From this page Derivatives of a Bézier Curve, I can see that the derivative of a degree $N$ Bezier curve is just a Bezier curve of degree $N-1$ and it explains how to calculate the control points by each control point just being $P_{i+1} - P_i$.
Is it also true that the derivative of a Bezier rectangle of degree $(M,N)$ is also just a Bezier rectangle of degree $(M-1,N-1)$? If so, how would you calculate the control points for the rectangle?
By Bezier rectangle, I mean a tensor product Bezier surface, like the kind described here Wikipediate: Bezier Surface.
I've been trying to work it out on paper but no luck so far. I've been able to make progress on coming up with a derivative, but it has quite a few terms even for a biquadratic patch, and i'd like to do this with higher degrees.
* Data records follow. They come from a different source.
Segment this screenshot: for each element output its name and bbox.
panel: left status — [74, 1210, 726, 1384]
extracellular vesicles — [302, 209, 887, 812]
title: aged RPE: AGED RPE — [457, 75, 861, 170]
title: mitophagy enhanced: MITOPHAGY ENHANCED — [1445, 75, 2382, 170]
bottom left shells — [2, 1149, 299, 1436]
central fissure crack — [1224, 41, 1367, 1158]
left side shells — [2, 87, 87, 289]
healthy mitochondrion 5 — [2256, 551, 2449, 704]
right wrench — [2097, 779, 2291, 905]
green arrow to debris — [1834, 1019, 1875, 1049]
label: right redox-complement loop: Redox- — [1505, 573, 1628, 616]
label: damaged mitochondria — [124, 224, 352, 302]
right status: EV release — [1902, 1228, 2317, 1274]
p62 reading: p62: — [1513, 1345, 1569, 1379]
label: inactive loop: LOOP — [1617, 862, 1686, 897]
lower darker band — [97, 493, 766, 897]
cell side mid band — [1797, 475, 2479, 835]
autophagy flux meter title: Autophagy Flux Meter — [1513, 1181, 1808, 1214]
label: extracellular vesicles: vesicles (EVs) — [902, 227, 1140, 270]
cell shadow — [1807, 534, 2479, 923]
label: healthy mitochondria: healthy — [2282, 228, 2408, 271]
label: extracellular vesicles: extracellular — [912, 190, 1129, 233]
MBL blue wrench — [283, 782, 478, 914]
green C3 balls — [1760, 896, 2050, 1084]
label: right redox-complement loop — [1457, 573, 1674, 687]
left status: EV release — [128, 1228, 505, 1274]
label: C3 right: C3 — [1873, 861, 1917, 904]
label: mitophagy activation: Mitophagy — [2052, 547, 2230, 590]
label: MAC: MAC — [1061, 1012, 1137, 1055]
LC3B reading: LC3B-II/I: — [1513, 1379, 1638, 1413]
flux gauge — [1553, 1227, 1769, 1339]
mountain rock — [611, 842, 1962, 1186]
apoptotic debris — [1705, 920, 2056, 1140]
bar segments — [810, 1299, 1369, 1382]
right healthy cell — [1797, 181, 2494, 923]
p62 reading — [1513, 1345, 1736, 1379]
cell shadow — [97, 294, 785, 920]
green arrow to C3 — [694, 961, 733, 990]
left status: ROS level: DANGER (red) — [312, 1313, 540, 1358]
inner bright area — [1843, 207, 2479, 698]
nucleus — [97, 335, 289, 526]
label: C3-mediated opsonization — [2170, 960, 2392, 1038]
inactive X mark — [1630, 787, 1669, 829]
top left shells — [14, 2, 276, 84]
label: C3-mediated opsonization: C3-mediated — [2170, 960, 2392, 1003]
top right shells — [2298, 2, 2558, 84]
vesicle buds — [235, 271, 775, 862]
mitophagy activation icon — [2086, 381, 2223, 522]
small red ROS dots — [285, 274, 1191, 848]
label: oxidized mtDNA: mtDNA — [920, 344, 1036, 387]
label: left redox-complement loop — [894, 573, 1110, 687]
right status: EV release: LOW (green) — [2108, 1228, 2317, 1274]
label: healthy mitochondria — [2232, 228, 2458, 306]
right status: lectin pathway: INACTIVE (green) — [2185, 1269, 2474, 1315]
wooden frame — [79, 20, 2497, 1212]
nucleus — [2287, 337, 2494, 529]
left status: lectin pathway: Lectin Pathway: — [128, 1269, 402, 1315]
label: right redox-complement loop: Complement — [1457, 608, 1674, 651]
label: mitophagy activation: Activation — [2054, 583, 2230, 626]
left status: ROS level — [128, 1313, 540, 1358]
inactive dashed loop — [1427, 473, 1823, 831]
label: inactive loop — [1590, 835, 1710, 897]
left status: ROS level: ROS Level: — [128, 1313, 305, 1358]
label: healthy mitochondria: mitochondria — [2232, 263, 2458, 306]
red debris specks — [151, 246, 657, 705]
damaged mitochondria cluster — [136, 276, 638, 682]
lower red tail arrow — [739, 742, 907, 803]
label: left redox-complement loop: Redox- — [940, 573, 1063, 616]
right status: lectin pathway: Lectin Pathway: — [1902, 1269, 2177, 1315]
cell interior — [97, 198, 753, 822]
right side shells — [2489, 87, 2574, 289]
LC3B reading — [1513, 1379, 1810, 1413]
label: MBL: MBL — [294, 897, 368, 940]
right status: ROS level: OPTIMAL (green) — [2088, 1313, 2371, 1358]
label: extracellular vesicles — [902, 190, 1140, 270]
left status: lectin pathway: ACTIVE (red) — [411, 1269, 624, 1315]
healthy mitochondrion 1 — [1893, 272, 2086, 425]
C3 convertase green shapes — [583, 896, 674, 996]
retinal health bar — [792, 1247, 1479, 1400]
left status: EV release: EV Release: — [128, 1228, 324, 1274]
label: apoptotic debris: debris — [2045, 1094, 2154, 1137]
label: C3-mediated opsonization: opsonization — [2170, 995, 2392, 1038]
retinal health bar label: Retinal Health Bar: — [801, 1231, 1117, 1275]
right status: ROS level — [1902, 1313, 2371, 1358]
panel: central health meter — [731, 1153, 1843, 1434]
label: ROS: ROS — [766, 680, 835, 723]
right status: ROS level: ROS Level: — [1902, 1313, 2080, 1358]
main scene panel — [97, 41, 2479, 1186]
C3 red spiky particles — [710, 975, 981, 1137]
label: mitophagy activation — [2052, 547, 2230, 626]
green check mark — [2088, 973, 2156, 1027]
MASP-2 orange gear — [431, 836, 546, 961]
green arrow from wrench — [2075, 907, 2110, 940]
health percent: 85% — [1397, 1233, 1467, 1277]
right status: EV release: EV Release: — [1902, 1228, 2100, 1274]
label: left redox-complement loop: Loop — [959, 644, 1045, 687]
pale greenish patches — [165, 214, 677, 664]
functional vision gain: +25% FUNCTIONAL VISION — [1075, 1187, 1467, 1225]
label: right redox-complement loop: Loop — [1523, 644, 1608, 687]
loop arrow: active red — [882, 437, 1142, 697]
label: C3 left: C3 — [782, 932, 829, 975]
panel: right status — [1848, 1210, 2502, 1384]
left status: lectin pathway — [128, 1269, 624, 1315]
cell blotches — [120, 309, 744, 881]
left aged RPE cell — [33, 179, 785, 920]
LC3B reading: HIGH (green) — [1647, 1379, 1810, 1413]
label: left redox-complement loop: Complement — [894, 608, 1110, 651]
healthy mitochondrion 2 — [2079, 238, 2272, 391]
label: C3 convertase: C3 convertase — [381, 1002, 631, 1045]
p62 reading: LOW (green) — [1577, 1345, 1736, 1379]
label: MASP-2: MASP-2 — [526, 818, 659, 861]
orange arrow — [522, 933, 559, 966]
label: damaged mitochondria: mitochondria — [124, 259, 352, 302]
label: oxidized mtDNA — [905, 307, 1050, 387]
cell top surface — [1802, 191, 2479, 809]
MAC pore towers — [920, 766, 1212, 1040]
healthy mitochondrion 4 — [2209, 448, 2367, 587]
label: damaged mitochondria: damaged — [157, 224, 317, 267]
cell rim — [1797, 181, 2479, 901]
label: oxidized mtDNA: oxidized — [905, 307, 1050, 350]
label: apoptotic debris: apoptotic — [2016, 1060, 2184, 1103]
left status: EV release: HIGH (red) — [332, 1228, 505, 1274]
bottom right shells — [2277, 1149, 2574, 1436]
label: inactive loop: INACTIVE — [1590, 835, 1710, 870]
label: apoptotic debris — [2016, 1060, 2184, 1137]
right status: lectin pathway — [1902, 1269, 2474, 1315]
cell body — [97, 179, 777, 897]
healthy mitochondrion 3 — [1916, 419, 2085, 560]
My end goal is that I'm trying to calculate the gradient of a univariate Bezier rectangle that has scalar control points. Specifically, the rectangle takes $X$ and $Z$ values from 0 to 1 and outputs a $Y$ value for the given $(X,Z)$. I want to find the gradient so that I can use it to calculate surface normals, as well as get a distance estimation for sphere tracing (ray marching).
Thanks for any help you guys can provide!
Yes, it's true (almost). If the surface parameters are $u$ and $v$, the partial derivative wrt $u$ is a Bezier patch of degree $(M, N-1)$ and the partial derivative wrt $v$ is a Bezier patch of degree $(M-1, N)$.
If you are using the deCasteljau algorithm to calculate points on your patch, then the partial derivatives will be natural by-products.
Often the best way to handle a surface computation is to reduce it to a curve computation. So, suppose you want to calculate the partial derivative wrt $u$ at parameter values $(\bar u, \bar v)$ on the Bezier patch $(u,v) \mapsto \mathbf{S}(u,v)$. The curve $\mathbf{C}(u) = \mathbf{S}(u,\bar v)$ is a Bezier curve, whose control points are easy to obtain. The desired partial derivative is just the derivative of the Bezier curve $\mathbf{C}$ at the parameter value $u = \bar u$.